Woods isn’t pushing a false start this time, planning to go through with his return to competitive golf this week at his Hero World Challenge in the Bahamas. Woods owns a home at the host club, Albany, and his newly announced TGR companies run and benefit from the event. And, unlike the Safeway Open, which he backed out of playing as his comeback start just days beforehand in Napa, Calif., Woods is a superstar in a very small field of superstars — Woods is one of only 18 players in the field. There’s no cut, either, meaning Woods has no excuse not to finish out the tournament, at least as far as the rules go.

This is what Tiger Woods' follow-through looked like the last time he played in 2015. (Getty Images)
This is what Tiger Woods’ follow-through looked like the last time he played in 2015. (Getty Images)

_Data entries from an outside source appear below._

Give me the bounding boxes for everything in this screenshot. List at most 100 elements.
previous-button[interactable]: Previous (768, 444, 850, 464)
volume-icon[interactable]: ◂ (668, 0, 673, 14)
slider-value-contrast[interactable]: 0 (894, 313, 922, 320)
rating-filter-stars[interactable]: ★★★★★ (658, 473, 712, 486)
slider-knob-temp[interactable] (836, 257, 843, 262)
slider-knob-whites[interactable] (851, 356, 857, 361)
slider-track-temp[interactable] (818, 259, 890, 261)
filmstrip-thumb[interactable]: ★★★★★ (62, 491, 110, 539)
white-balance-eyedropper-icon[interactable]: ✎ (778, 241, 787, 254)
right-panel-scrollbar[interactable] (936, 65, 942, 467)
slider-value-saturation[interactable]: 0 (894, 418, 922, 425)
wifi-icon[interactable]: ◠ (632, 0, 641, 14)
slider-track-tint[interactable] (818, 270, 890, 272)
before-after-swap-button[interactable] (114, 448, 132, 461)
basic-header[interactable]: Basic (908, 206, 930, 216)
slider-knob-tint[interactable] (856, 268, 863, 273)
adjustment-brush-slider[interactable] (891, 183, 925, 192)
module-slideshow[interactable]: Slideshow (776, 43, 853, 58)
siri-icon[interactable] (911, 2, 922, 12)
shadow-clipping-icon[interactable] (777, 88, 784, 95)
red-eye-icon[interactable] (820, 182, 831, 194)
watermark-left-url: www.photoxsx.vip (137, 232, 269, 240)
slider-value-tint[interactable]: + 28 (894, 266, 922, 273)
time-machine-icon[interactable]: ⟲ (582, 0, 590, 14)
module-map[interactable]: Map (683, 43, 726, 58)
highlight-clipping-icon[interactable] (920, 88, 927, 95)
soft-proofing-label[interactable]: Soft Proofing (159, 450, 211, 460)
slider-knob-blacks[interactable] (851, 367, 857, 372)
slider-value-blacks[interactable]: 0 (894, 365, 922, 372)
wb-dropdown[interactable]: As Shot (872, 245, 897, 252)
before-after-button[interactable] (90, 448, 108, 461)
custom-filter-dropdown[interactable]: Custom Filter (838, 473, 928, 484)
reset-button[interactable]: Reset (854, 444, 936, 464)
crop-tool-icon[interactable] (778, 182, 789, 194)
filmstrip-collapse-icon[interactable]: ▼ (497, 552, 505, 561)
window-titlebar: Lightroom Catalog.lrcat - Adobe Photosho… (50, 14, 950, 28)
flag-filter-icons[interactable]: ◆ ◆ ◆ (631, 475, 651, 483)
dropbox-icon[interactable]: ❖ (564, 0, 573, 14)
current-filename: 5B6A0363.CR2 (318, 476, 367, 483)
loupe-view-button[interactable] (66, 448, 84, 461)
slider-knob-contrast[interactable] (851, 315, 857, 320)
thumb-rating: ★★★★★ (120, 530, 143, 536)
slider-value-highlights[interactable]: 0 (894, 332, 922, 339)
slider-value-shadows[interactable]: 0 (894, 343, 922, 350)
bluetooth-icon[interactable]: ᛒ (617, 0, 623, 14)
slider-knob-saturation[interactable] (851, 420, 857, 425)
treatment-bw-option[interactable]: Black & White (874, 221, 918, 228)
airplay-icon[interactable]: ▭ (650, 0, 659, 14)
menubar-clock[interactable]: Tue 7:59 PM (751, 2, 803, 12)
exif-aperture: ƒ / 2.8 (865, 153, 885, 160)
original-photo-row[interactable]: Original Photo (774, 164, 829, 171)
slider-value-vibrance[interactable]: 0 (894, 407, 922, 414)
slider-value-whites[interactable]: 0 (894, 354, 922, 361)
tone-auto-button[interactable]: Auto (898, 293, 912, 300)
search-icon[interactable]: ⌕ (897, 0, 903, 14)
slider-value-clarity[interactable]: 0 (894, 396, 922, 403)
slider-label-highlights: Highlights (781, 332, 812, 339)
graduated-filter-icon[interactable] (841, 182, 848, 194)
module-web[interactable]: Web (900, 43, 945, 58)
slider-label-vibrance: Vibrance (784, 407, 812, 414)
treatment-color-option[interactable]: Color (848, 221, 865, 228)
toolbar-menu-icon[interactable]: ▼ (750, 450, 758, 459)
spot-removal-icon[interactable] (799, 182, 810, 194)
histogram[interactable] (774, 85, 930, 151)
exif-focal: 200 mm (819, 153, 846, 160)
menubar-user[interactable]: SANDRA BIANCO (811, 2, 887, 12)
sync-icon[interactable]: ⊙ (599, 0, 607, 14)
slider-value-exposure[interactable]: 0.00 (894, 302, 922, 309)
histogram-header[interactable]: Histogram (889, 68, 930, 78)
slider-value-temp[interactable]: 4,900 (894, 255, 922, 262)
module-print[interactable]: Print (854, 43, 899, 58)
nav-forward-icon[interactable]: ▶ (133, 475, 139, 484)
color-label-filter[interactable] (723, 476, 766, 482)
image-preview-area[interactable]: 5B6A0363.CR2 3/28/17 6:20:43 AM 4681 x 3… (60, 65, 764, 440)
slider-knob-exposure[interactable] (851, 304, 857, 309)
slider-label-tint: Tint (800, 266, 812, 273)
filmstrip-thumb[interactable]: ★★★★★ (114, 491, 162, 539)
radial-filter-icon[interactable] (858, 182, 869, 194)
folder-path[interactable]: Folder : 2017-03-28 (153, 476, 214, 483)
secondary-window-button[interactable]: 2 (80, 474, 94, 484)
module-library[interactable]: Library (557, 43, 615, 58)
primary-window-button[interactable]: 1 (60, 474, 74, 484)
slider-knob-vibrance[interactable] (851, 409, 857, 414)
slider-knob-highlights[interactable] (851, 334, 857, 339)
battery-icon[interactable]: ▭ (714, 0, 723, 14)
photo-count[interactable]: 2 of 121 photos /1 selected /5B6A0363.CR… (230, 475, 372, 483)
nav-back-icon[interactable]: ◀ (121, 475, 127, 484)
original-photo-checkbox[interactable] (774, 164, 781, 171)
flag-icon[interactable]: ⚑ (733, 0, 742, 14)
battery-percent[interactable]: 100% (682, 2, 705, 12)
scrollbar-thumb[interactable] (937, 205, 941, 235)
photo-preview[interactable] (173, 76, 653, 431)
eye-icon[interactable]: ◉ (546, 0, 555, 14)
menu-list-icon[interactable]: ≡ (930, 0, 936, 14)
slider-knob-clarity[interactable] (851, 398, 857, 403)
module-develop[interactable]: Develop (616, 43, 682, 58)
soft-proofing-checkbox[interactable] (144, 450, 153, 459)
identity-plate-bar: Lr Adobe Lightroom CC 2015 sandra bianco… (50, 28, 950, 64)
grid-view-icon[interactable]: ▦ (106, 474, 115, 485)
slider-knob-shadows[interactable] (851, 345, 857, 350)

All eyes are on Woods this week.

“I’m nervous for every tournament I play in, whether it’s after a layoff, or six in a row, or a major. I care. If I care, I’m nervous,” he told USA Today. “And it’s good to be that way. To have that nervous energy and channel it, into aggression, into focus, into concentration, that’s good stuff. If I wasn’t nervous, that would mean I didn’t care. I don’t want to be out there flat. I want to be out here so bad. And now I am.”

The 14-time major champion doesn’t look back with regret on the decision to pull out of the Safeway.

“It was a smart decision in the end to pull out of the tournaments,” he said. “The competitor inside me wanted to go so badly, I was itching to go, I had been playing at home, and I thought I could get it around. I had played feeling worse and won golf tournaments. But I finally decided why rush … I had waited more than a year, so let’s wait a little more and get it right.”

Woods maintains he has built up his stamina, on and off the golf course. At the urging of caddie Joe LaCava, Woods began walking more in practice rounds at his home club, Medalist in Florida, building from nine holes in back-to-back days to 72 holes in four days — in other words, a simulated tournament.

On Thursday, the comeback becomes real.